Oh snaps, I forgot to discuss running. I know why I didn’t discuss this earlier…
Well actually I DO now why…I haven’t gone out for a run in…hmm…I think birds were still living in this city and I could see that green stuff that covers your lawn so yeah it’s been awhile. Are you judging me? If you are, I’ve never liked you anyway so shoo!
In all honesty, running is hard to do when you’re at work by 6:15am and it’s dark by 4:30pm. Factor in a baby, grading and catching up on episodes of “Real Housewives of Beverly Hills” and my days are done before I even wake up in the morning. The great thing about running is that it’s always there when I need it. I have 10 more days off so I’m hoping to squeeze in a run or two if the temperature is above freezing and the roads aren’t covered in snow (that’s a difficult combination to accomplish in Rochester in December). Running is like that one guy friend with poor self-confidence that you can go back to in between real relationships because he’s always there and available. He doesn’t ask any questions as to why you don’t call or why you disappear for months at a time, he’s just happy that he can tagalong to your office picnic.

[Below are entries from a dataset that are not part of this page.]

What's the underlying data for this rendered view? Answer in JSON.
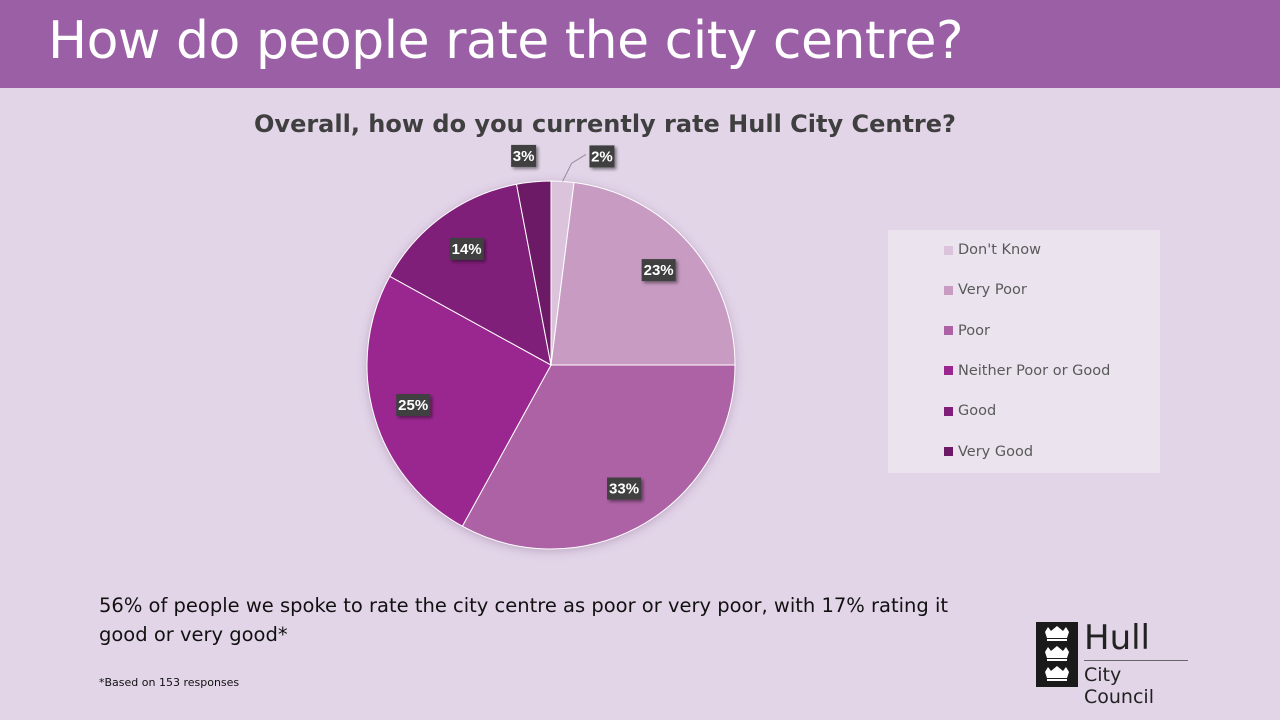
{
  "page": {
    "title": "How do people rate the city centre?",
    "summary": "56% of people we spoke to rate the city centre as poor or very poor, with 17% rating it good or very good*",
    "footnote": "*Based on 153 responses"
  },
  "logo": {
    "name": "Hull",
    "subtitle": "City Council"
  },
  "chart_data": {
    "type": "pie",
    "title": "Overall, how do you currently rate Hull City Centre?",
    "legend_position": "right",
    "slices": [
      {
        "label": "Don't Know",
        "value": 2,
        "display": "2%",
        "color": "#dcc3dc"
      },
      {
        "label": "Very Poor",
        "value": 23,
        "display": "23%",
        "color": "#c79bc2"
      },
      {
        "label": "Poor",
        "value": 33,
        "display": "33%",
        "color": "#ad62a5"
      },
      {
        "label": "Neither Poor or Good",
        "value": 25,
        "display": "25%",
        "color": "#9a2790"
      },
      {
        "label": "Good",
        "value": 14,
        "display": "14%",
        "color": "#801f79"
      },
      {
        "label": "Very Good",
        "value": 3,
        "display": "3%",
        "color": "#6c1a66"
      }
    ]
  }
}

Truth be told, I’m craving a run. Whenever I hear Pitbull, my legs just start running in place. It’s like some weird involuntary, Hispanic gene that I inherited. I assume all other small percentage Puerto Ricans experience the same thing when they hear Pitbull on the radio? You just can’t not start twerking and grinding the nearest man…or you know, running…when you hear his music.
Alright, I really ought to go. C-Rock is snoozing upstairs, but I hear the faint sound of kicking which means she’s waking up and if I’m not up there in time, she might put me in a nursing home prematurely in a few years. Gotta stay on that kid’s good side…
It’s good to be back and I WILL be back later. Terminator style, yo.